3. In web-based education and training, what does the term capital costs refer to? (P. 28/9)
  1. Capital costs include the server platform shared by all courses mounted on that server as well as the cost of the content development shared by all students taking that course. Operating costs represent the costs for the time students and instructors spend using the courses.
  2. Content development includes six items:
    1. instructional and multimedia design;
    2. the production of text, audio, video, graphics, and photographs;
    3. the development of authoring and delivery software, or the cost of licensing commercial software;
    4. the integration, modification, and testing of course content;
    5. student and instructor training; and
    6. course testing.

4. In comparing web-based education/training and conventional education, which has the higher fixed cost? (p. 42)
  • Web-based training has higher fixed costs than classroom based training; however, these higher course development costs are offset by lower variable costs in course delivery. This is primarily due to the reduction in course delivery time (course compression) and the potential to deliver courses to a larger number of students than is possible in a traditional classroom without incurring significant incremental costs. Realizing savings for Web-based courses requires a sufficient number of students in order to recover course development costs. Since employees must be paid for time they spend taking a course, student salaries are an important consideration in this costing study.

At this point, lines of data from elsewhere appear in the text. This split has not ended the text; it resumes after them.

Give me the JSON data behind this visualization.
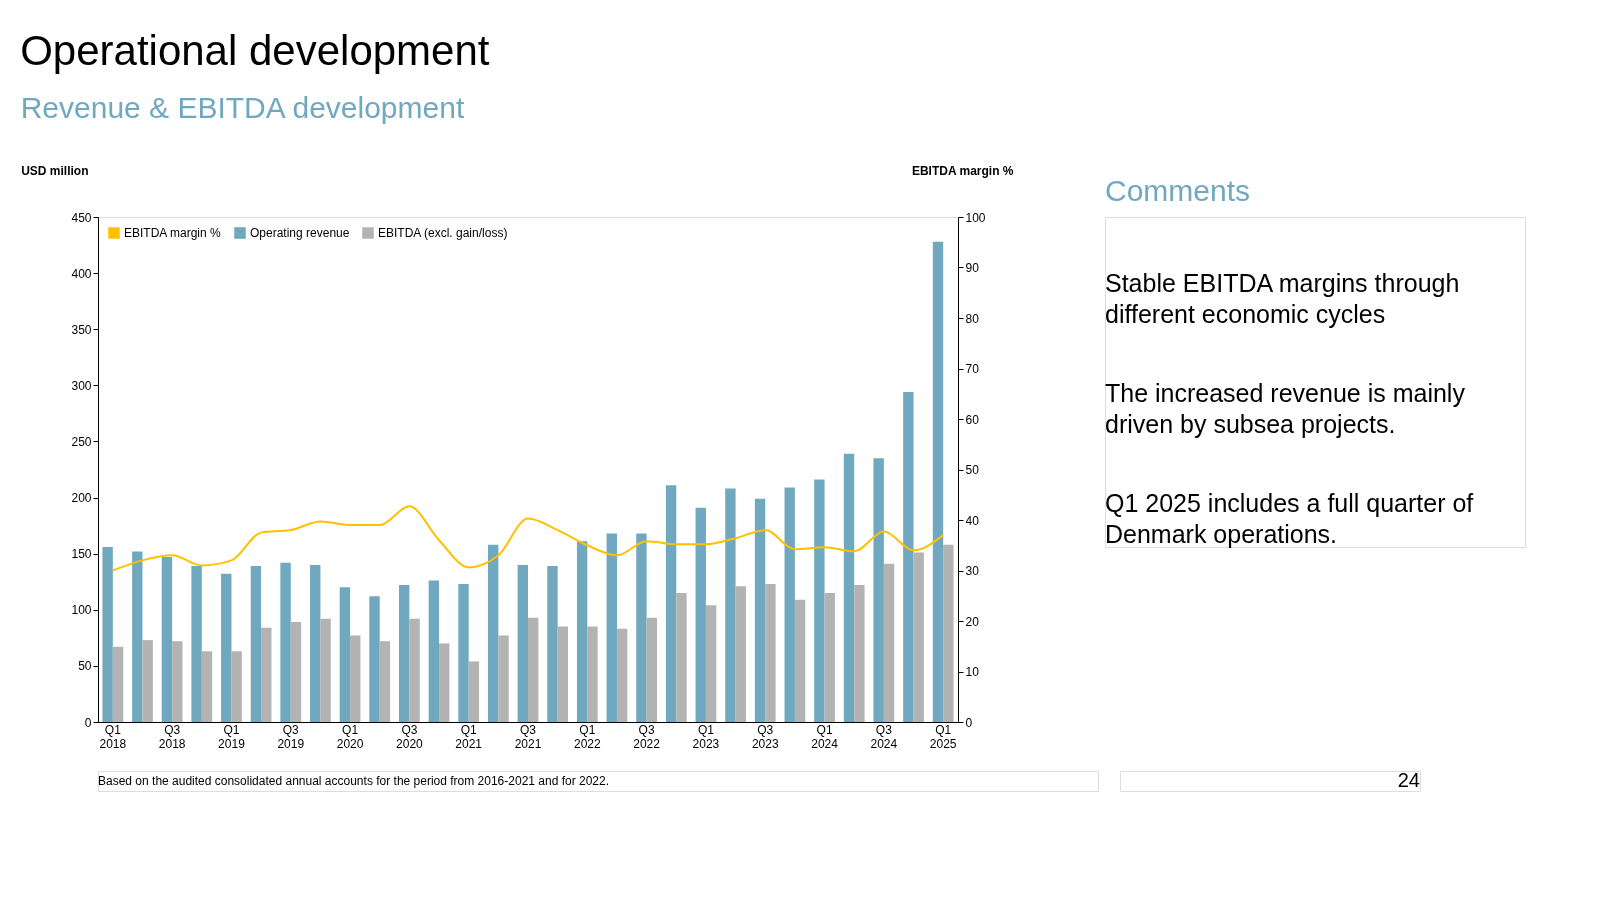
{
  "chart_data": {
    "type": "bar",
    "title": "Operational development",
    "subtitle": "Revenue & EBITDA development",
    "ylabel": "USD million",
    "y2label": "EBITDA margin %",
    "categories": [
      "Q1 2018",
      null,
      "Q3 2018",
      null,
      "Q1 2019",
      null,
      "Q3 2019",
      null,
      "Q1 2020",
      null,
      "Q3 2020",
      null,
      "Q1 2021",
      null,
      "Q3 2021",
      null,
      "Q1 2022",
      null,
      "Q3 2022",
      null,
      "Q1 2023",
      null,
      "Q3 2023",
      null,
      "Q1 2024",
      null,
      "Q3 2024",
      null,
      "Q1 2025"
    ],
    "series": [
      {
        "name": "EBITDA margin %",
        "type": "line",
        "axis": "y2",
        "color": "#ffc000",
        "values": [
          30,
          32,
          33,
          31,
          32,
          37.5,
          38,
          39.7,
          39,
          39,
          42.7,
          36,
          30.6,
          33,
          40.3,
          38,
          35,
          33,
          35.8,
          35.2,
          35.2,
          36.4,
          38,
          34.2,
          34.6,
          33.8,
          37.7,
          34,
          37
        ]
      },
      {
        "name": "Operating revenue",
        "color": "#6fa8bf",
        "values": [
          156,
          152,
          147,
          139,
          132,
          139,
          142,
          140,
          120,
          112,
          122,
          126,
          123,
          158,
          140,
          139,
          161,
          168,
          168,
          211,
          191,
          208,
          199,
          209,
          216,
          239,
          235,
          294,
          428
        ]
      },
      {
        "name": "EBITDA (excl. gain/loss)",
        "color": "#b3b3b3",
        "values": [
          67,
          73,
          72,
          63,
          63,
          84,
          89,
          92,
          77,
          72,
          92,
          70,
          54,
          77,
          93,
          85,
          85,
          83,
          93,
          115,
          104,
          121,
          123,
          109,
          115,
          122,
          141,
          151,
          158
        ]
      }
    ],
    "ylim": [
      0,
      450
    ],
    "yticks": [
      0,
      50,
      100,
      150,
      200,
      250,
      300,
      350,
      400,
      450
    ],
    "y2lim": [
      0,
      100
    ],
    "y2ticks": [
      0,
      10,
      20,
      30,
      40,
      50,
      60,
      70,
      80,
      90,
      100
    ],
    "grid": false,
    "legend": "top left",
    "annotations": [
      "Comments",
      "Stable EBITDA margins through different economic cycles",
      "The increased revenue is mainly driven by subsea projects.",
      "Q1 2025 includes a full quarter of Denmark operations.",
      "Based on the audited consolidated annual accounts for the period from 2016-2021 and for 2022.",
      "24"
    ]
  }
}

5. In comparing web-based education/training and conventional education, which has the higher variable cost?
  • Conventional education has higher variable costs, see above.

6. Is web-based training cost-effective, according to the authors?
  • Web-based training can be cost-effective is the return of investment (ROI) is greater than 1 (100%).
  • The return on investment (ROI) is the percentage that represents the net gain or loss of using Web-based training instead of classroom delivery.